LEO BRUCE – Death in Albert Park. Charles Scribner’s Sons, hardcover; 1st US printing, 1979. Academy Chicago, US, paperback, 1983. First published in the UK by W. H. Allen, hardcover, 1964.

   Independently wealthy and increasingly discontent with a humdrum life as a senior history master at a snooty boys’ school in Newminster, Carolus Deene’s real passion in life is solving murders. If it weren’t such a contradiction in terms, he is what you might call an amateur private investigator.

   His style and/or approach as a detective consists largely of asking questions, followed by the working out of hunches that slowly become vaguely filled-in theories. In short, he reconstructs the murders in his mind very much as he would a crossword puzzle.

   This particular 15-year old British import involves a Ripper-like killer who has slain three women at random, each death with no apparent motive. Quite naturally, Deane wonders about this.

   The pace is slow, but until the end, remarkably even. The clues are fair, but the sense of urgency displayed by the suddenly philosophical Carolus Deene, as the killer readies his final blow, does not nearly match that of the reader’s.

— Reprinted from The MYSTERY FANcier, Vol. 4, No. 2, March-April 1980 (slightly revised).
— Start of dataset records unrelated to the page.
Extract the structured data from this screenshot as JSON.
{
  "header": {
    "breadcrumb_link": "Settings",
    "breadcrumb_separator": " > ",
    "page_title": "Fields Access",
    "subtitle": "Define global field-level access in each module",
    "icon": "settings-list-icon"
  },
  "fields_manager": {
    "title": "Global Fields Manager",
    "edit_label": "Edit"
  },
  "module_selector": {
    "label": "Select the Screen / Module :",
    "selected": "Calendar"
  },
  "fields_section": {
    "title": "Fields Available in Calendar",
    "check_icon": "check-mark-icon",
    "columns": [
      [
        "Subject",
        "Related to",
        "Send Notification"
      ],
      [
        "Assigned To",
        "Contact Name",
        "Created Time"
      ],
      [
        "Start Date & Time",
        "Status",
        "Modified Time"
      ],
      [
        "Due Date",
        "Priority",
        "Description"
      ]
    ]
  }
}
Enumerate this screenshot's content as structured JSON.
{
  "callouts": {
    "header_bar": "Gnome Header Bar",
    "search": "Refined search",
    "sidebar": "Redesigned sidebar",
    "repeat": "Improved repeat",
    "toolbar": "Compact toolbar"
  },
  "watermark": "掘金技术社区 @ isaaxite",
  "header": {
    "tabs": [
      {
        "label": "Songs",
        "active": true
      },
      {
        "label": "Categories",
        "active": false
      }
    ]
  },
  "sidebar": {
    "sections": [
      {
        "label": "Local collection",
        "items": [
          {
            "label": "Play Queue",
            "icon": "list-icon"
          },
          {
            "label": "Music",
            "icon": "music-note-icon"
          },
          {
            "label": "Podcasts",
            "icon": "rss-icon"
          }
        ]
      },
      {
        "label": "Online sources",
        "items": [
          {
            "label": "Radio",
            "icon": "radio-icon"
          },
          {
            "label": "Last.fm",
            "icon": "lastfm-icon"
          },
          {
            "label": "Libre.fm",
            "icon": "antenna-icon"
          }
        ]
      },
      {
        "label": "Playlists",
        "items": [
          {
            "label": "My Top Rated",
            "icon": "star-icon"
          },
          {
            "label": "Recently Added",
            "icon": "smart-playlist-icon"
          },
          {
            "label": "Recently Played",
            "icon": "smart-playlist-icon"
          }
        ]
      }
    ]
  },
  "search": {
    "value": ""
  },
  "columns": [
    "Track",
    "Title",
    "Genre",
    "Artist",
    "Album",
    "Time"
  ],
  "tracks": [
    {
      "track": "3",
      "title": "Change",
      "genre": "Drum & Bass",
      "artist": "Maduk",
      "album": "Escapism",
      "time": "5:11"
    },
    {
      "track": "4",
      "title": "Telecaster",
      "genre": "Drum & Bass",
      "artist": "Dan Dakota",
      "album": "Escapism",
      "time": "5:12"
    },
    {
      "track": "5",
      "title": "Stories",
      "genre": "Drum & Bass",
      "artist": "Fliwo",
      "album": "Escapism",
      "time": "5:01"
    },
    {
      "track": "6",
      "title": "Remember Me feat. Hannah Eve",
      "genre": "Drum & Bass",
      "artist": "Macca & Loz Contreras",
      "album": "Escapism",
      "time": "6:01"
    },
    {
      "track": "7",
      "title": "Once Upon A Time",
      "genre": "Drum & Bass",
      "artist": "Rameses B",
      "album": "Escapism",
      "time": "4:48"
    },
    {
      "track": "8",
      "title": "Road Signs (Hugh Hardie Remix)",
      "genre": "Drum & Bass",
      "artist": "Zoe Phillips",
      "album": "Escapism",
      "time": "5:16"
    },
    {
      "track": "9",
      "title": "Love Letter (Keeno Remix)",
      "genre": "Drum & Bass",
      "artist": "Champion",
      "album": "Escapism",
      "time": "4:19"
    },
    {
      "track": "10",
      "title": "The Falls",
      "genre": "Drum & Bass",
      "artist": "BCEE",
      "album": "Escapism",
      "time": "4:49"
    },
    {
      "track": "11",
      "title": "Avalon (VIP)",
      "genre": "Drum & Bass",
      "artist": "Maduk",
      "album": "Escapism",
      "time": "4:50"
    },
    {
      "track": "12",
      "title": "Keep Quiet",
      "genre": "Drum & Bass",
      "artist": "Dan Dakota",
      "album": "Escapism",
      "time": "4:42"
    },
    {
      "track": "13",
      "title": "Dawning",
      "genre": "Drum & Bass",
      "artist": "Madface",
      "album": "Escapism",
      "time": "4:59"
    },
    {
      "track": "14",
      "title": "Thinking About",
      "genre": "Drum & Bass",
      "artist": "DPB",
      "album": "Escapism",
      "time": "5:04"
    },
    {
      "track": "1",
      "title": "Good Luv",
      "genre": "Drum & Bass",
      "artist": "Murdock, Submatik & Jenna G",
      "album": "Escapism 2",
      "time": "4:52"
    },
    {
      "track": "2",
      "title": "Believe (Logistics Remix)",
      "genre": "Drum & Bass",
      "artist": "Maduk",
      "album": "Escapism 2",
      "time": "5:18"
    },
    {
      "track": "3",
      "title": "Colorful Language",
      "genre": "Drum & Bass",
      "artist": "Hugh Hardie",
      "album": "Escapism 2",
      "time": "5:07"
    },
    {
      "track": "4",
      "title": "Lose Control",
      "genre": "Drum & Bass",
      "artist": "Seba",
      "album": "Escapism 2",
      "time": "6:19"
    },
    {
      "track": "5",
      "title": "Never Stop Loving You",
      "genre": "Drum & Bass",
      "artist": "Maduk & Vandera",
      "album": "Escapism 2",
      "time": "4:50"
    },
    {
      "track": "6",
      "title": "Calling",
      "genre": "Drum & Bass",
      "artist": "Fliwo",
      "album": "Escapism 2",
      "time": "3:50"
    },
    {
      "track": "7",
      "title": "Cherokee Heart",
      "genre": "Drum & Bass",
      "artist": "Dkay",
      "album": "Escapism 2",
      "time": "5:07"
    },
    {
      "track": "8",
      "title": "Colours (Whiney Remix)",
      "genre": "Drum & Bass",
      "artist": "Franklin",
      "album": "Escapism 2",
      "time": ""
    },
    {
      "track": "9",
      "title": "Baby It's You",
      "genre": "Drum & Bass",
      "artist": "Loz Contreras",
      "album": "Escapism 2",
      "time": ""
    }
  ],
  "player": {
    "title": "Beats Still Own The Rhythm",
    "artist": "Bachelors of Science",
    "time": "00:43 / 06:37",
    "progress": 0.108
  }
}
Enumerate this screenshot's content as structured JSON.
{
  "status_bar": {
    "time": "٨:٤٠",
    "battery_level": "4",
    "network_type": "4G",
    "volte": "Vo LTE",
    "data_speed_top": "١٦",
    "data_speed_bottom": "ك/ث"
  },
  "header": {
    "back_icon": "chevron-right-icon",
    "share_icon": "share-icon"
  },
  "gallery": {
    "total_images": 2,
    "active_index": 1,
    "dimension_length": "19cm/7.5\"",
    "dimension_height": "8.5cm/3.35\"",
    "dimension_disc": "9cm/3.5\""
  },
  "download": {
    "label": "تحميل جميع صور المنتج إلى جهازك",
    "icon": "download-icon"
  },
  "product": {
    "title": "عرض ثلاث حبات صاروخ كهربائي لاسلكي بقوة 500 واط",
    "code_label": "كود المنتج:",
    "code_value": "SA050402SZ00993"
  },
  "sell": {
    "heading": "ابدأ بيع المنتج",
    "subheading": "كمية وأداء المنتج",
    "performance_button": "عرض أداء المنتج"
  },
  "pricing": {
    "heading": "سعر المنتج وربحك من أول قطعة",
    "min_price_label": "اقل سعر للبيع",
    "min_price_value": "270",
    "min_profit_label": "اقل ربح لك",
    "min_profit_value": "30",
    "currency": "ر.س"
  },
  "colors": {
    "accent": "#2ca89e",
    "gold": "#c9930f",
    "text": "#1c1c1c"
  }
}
Bibliographic Notes:   Rupert Croft-Cooke, writing as Leo Bruce, produced a total of 23 detective novels featuring Carolus Deene, and another eight in which Sgt. Beef was the leading character. Even though the Deene books continued to appear until 1974, all of Bruce’s books were definitely products of the Golden Age of Detection. (The Beef novels began in 1936 and ended in 1952; the first Deene book appeared in 1955.)